A Pierce County man built a picture-perfect case – against himself and others – to help prosecutors file charges on more than 40 counts involving baiting and killing black bears at his Okanogan County cabin.

Photographs seized from his motion-activated trail camera left little to the imagination of law enforcement officials.

A state wide initiative banned bear baiting in 1996.

Fish and Wildlife police have evidence that the accused had hauled restaurant scraps and salmon to his property in the Methow Valley's Rendezvous area. Bears couldn't resist coming in to the stinking food pile.

Officers had received tips for years indicating he welcomed western Washington residents who used the cabin as a base for big-game violations.

It was common knowledge among people who lived in the area that illegal hunting activity with bears and deer was going on out of that cabin.

After receiving tips from local residents, officers obtained search warrants for the cabin and his home, allowing them to seize more than 1,000 photos and videos from trail cameras and computers. Also seized was a diary of visits to the cabin that helped tie everything together.
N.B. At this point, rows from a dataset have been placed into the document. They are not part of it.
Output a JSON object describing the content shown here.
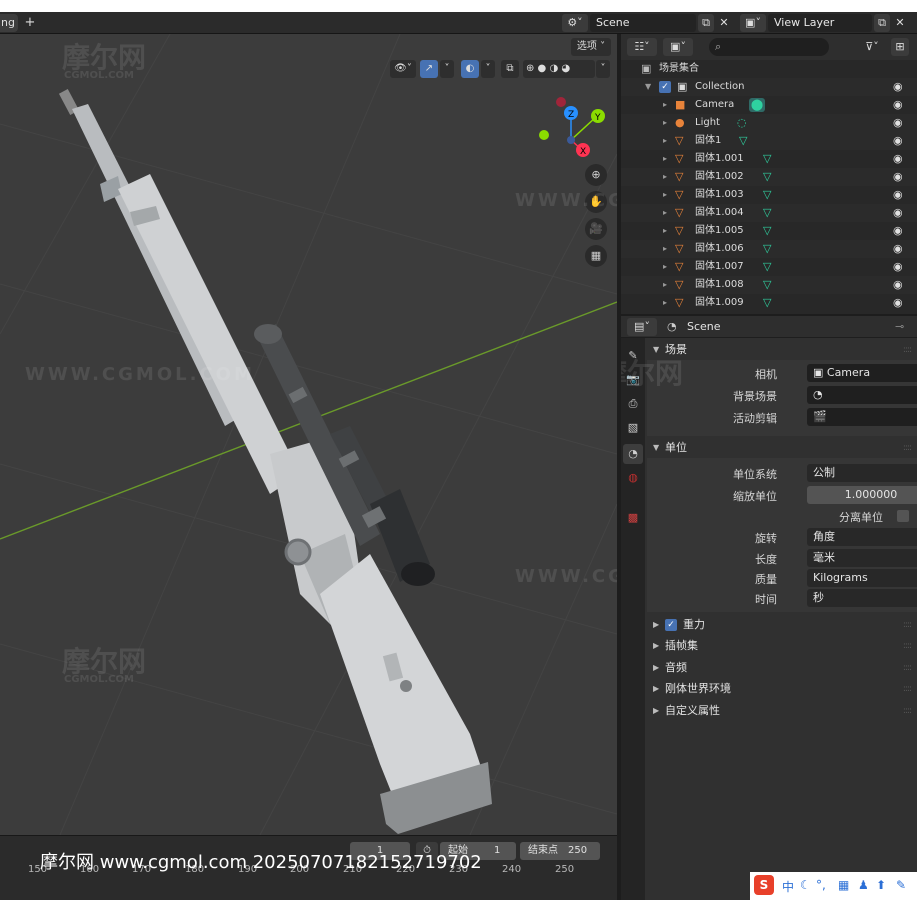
{
  "header": {
    "tab_cut_label": "ng",
    "tab_plus": "+",
    "scene_name": "Scene",
    "view_layer_name": "View Layer"
  },
  "viewport": {
    "options_label": "选项",
    "watermark_logo": "摩尔网",
    "watermark_domain": "CGMOL.COM",
    "watermark_url": "WWW.CGMOL.COM",
    "gizmo_axes": [
      "Z",
      "Y",
      "X"
    ],
    "nav_icons": [
      "zoom-icon",
      "pan-hand-icon",
      "camera-view-icon",
      "perspective-grid-icon"
    ]
  },
  "timeline": {
    "current_frame": "1",
    "start_label": "起始",
    "start_value": "1",
    "end_label": "结束点",
    "end_value": "250",
    "frame_numbers": [
      "150",
      "160",
      "170",
      "180",
      "190",
      "200",
      "210",
      "220",
      "230",
      "240",
      "250"
    ],
    "footer_watermark": "摩尔网 www.cgmol.com 20250707182152719702"
  },
  "outliner": {
    "search_placeholder": "",
    "root_label": "场景集合",
    "rows": [
      {
        "label": "Collection",
        "kind": "collection"
      },
      {
        "label": "Camera",
        "kind": "camera"
      },
      {
        "label": "Light",
        "kind": "light"
      },
      {
        "label": "固体1",
        "kind": "mesh"
      },
      {
        "label": "固体1.001",
        "kind": "mesh"
      },
      {
        "label": "固体1.002",
        "kind": "mesh"
      },
      {
        "label": "固体1.003",
        "kind": "mesh"
      },
      {
        "label": "固体1.004",
        "kind": "mesh"
      },
      {
        "label": "固体1.005",
        "kind": "mesh"
      },
      {
        "label": "固体1.006",
        "kind": "mesh"
      },
      {
        "label": "固体1.007",
        "kind": "mesh"
      },
      {
        "label": "固体1.008",
        "kind": "mesh"
      },
      {
        "label": "固体1.009",
        "kind": "mesh"
      }
    ]
  },
  "properties": {
    "context_name": "Scene",
    "scene_section": {
      "title": "场景",
      "camera_label": "相机",
      "camera_value": "Camera",
      "background_label": "背景场景",
      "active_clip_label": "活动剪辑"
    },
    "units_section": {
      "title": "单位",
      "unit_system_label": "单位系统",
      "unit_system_value": "公制",
      "unit_scale_label": "缩放单位",
      "unit_scale_value": "1.000000",
      "separate_units_label": "分离单位",
      "rotation_label": "旋转",
      "rotation_value": "角度",
      "length_label": "长度",
      "length_value": "毫米",
      "mass_label": "质量",
      "mass_value": "Kilograms",
      "time_label": "时间",
      "time_value": "秒"
    },
    "collapsed_sections": [
      "重力",
      "插帧集",
      "音频",
      "刚体世界环境",
      "自定义属性"
    ]
  },
  "colors": {
    "accent": "#4772b3",
    "viewport_bg": "#3c3c3c",
    "panel_bg": "#303030",
    "mesh_icon": "#e8833a",
    "vertex_icon": "#2fd1a0",
    "axis_x": "#ff3352",
    "axis_y": "#8bdc00",
    "axis_z": "#2890ff"
  }
}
The state confiscated the rifle the accused allegedly used for shooting one of the illegally taken black bears as well as the 2007 Chevrolet Suburban used to transport the carcass to a Westside butcher. The vehicle also was used to transport bait, including whole salmon.

Fines include:
    $350 for each count of unlawful bear baiting – $4,900
    $350 for each count of unlawful hunting – $1,150
    $2,000 civil criminal penalty for each count of unlawful hunting – $6,000
    $500 restitution to a neighbour for stealing a trail camera she'd set up to figure out who was cutting the locks off of gates on her land.

Photos incriminate hunter in bear baiting case.